Gov. John Bel Edwards will hold a media briefing to discuss Louisiana's response to the ongoing fourth surge of COVID-19 cases in the state.
The press conference centered largely around the children of Louisiana who officials say have been the most impacted by the pandemic and by this current surge of COVID cases.
In hospitals, Governor Edwards says that practically 100 percent are Delta variant cases. Cases in children have increased with 28 percent of all new cases in children ages 0 to 17.
As schools continue to open, Edwards says it is all the more reason to do what we can to protect kids.
Not a single Louisianans under 12 has received a vaccine, Edwards stressed. Currently children under 12 are not approved to receive a COVID-19 vaccination.
More cases reported through schools this school years first week than the first week last year, he stated. There were a total of 2,444 cases in schools, including teachers and students.
5,328 children and 750 staff have been reported as positive cases as far as the second week of school.
Edwards says that majority of cases in children come from outside school and are then transmitted in the school setting.
Edwards also spoke about monoclonal antibodies which he says helps to preserve hospital capacity. "It is not 100 percent and not a silver bullet." Edwards says the treatment can prevent the disease from causing the patient to need to be hospitalized.
170 providers are administering this infusion treatment. "We want to make it more accessible to people once they test positive. It is one part of our strategy. We prefer to keep people from getting COVID in the first place," he said.
The infusion does require staffing at hospitals. Edwards says that they are working with hospitals to make sure that staffing is provided to them.
Dr. Kanter with LDH says that more testing is being done for young children. He says that there was misinformation at the beginning of the pandemic that claimed that children did not get COVID. Kanter says that is not true.
Younger individuals are less likely to see severe complications due to COVID but Kanter says that that is not always the case.

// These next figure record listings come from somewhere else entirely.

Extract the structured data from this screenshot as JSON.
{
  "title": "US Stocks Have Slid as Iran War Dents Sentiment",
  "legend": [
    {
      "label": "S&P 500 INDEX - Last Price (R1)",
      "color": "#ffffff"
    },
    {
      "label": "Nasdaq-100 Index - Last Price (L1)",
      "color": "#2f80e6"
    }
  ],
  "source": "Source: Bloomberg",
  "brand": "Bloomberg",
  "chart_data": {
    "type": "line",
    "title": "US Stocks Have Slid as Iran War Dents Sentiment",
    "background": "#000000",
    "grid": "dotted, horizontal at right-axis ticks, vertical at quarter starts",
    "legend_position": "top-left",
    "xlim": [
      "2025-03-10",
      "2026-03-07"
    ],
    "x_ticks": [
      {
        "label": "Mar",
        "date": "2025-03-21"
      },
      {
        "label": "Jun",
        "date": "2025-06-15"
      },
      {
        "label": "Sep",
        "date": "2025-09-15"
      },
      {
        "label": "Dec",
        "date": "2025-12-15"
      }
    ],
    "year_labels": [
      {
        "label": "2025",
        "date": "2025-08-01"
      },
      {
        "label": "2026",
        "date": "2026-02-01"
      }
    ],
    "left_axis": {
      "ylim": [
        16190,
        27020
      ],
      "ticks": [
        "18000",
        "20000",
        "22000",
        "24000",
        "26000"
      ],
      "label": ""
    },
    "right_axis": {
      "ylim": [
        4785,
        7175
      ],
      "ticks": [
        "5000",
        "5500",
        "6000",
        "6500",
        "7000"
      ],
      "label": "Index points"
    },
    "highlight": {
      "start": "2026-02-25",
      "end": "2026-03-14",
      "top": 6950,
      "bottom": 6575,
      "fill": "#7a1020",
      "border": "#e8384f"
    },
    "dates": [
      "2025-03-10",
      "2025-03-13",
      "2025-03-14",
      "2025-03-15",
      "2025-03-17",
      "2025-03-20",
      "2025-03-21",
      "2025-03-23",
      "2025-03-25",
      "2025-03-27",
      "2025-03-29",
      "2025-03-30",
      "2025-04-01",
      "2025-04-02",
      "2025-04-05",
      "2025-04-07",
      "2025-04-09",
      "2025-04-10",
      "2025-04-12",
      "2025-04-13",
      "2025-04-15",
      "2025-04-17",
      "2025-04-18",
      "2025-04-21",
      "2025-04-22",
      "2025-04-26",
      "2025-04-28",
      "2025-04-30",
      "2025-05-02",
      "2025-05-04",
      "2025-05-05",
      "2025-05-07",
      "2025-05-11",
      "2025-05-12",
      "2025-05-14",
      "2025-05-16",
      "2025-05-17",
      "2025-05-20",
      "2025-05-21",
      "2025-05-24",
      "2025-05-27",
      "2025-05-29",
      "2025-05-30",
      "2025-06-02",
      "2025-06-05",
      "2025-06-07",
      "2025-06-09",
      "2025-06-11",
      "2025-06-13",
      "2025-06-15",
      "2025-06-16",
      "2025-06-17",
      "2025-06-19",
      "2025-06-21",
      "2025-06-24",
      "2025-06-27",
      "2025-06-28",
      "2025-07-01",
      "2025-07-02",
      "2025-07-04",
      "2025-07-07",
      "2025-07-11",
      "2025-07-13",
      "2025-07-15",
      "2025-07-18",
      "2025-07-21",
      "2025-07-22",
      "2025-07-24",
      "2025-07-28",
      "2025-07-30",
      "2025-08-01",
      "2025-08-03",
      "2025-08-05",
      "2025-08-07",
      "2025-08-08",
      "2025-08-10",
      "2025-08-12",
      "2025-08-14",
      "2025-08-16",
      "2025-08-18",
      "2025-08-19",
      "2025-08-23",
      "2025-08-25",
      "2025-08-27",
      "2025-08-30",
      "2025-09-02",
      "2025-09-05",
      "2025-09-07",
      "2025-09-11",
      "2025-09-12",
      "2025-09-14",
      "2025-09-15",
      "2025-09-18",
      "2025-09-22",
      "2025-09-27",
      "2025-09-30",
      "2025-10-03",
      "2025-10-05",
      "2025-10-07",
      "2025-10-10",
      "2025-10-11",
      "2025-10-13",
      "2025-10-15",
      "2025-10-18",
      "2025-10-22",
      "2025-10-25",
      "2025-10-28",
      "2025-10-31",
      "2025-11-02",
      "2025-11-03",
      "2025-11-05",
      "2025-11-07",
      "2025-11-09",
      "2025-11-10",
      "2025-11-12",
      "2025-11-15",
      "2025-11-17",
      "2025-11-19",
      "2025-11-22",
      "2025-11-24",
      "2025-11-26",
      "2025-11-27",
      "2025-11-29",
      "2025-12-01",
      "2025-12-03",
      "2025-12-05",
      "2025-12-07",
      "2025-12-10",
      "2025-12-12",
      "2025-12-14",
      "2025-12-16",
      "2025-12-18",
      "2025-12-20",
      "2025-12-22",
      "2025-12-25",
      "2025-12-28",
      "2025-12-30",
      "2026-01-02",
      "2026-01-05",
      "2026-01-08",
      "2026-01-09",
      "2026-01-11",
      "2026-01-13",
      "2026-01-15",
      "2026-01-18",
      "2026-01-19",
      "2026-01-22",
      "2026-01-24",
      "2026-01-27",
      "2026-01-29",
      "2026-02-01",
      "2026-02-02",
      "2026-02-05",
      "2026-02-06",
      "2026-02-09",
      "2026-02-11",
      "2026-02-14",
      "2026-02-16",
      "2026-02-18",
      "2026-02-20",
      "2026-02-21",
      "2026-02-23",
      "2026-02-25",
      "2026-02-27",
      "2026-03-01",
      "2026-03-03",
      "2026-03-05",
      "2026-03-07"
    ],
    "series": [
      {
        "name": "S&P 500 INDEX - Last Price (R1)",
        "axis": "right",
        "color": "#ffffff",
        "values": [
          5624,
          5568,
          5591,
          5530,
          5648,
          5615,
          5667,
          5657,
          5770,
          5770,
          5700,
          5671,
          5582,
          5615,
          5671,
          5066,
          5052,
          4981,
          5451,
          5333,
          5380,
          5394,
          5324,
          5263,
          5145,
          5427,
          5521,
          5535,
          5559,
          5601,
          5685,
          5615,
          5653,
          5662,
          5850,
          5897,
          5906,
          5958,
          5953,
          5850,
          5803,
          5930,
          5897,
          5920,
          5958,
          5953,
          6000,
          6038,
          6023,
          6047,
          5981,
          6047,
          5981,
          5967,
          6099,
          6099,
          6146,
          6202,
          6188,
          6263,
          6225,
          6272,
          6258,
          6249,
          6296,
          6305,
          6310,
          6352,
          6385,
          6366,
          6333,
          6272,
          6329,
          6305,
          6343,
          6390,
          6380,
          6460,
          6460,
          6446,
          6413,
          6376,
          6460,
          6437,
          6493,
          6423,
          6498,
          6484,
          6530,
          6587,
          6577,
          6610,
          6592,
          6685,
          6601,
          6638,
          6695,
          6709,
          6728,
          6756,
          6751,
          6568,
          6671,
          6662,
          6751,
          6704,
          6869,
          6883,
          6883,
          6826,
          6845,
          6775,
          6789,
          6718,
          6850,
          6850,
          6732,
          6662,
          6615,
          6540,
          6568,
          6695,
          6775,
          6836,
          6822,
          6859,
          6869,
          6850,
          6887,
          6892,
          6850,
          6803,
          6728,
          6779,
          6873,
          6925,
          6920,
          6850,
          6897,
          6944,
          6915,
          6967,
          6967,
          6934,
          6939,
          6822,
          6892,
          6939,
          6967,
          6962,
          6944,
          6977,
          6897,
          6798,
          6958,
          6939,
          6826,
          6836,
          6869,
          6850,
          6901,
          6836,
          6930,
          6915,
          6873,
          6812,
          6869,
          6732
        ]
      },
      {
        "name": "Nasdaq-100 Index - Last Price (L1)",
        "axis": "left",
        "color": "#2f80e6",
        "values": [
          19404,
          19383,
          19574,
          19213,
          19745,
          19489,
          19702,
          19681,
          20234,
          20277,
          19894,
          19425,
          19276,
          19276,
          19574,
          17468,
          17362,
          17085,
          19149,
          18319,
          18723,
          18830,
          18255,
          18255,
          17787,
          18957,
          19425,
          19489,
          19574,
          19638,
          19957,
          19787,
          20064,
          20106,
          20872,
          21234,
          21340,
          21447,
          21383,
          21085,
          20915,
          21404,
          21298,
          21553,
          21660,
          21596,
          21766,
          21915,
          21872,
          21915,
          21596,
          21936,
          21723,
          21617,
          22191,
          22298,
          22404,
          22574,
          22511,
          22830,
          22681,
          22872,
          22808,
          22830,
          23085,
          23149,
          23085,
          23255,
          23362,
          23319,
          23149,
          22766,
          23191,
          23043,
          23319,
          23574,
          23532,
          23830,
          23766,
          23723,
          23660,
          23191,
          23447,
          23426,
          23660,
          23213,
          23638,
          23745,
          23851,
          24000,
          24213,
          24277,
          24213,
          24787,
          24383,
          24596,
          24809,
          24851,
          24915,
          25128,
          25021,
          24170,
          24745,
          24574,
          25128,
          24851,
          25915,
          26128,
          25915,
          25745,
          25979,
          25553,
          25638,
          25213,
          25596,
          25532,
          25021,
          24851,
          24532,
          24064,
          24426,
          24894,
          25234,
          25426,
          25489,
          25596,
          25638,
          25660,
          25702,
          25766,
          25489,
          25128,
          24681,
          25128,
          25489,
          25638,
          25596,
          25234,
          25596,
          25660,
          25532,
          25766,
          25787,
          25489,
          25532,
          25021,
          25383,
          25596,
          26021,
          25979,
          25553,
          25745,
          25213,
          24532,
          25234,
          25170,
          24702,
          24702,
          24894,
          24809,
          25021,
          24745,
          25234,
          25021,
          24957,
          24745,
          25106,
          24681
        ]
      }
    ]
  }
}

In case growth, Louisiana is now number two in the country behind Mississippi.
Kanter also mentioned that LDH is recommending a third dose of COVID-19 vaccine to those immunocompromised.
This would be for a small portion of the population, Kanter says, but those who are in that group can self-attest to their condition and receive their third dose. It is available in vaccine providers across the state.
On booster shots, Kanter says that the federal government is likely going to recommend boosters for those who have received their vaccine. The FDA would then have to approve that recommendation.
Kanter says that the booster option is possible in Louisiana once those shots are approved. "Once that is approved we will be ready to administer those immediately," he said.
He said that recommendations are still weeks out.
Dr. Kimberly Mukerjee was also on hand to speak on Friday. She provided insight on the pandemic from a pediatrics standpoint.
"There is no question that children have carried the heaviest weight in this pandemic," Mukerjee said.
Mukerjee directed her words to parents in the state. She says that doctors are stressing that parents keep their children safe with the tools at hand.
"We have masks and we have vaccine," she said. The Academy of pediatrics says they support the masking of children in schools.
"Now is not the time to ask what should we take away from our children, we should ask how can we protect them," she said.
Mukerjee stressed that now is not the time to politicize the mitigation measures that are put in place to help children in the state.
"Remove the arguments from this discussion," Mukerjee stated.
The Delta variant she said, is extremely transmissible in children, which shows with the higher rates of COVID positivity in children.
"We have a responsibility to mitigate the virus in children."
This week, there have been discussions over mask wearing in schools. The BESE board met on Wednesday but was forced to adjourn early after the audience would not comply with the indoor mask mandate.
When asked about discourse over masking children, Edwards says their is no right to responsibly endanger others.
He stressed that masking works to slow the spread of COVID-19. "It is not something we have to guess about, we have done this for quite some time."
Edwards said he had the expectation that masks would not be needed when school began this year, but the factors, he said, changed.
"You cannot keep schools open and children safe without masking," he said. He gave examples of other southern states that have had large COVID outbreaks in schools, which has led to school closures.
The governor encouraged parents to take another fresh look at the situation. "We should be better than that and be good neighbors."
When asked about enforcement of the masking, Edwards says that the majority of schools are implementing the indoor mask mandate.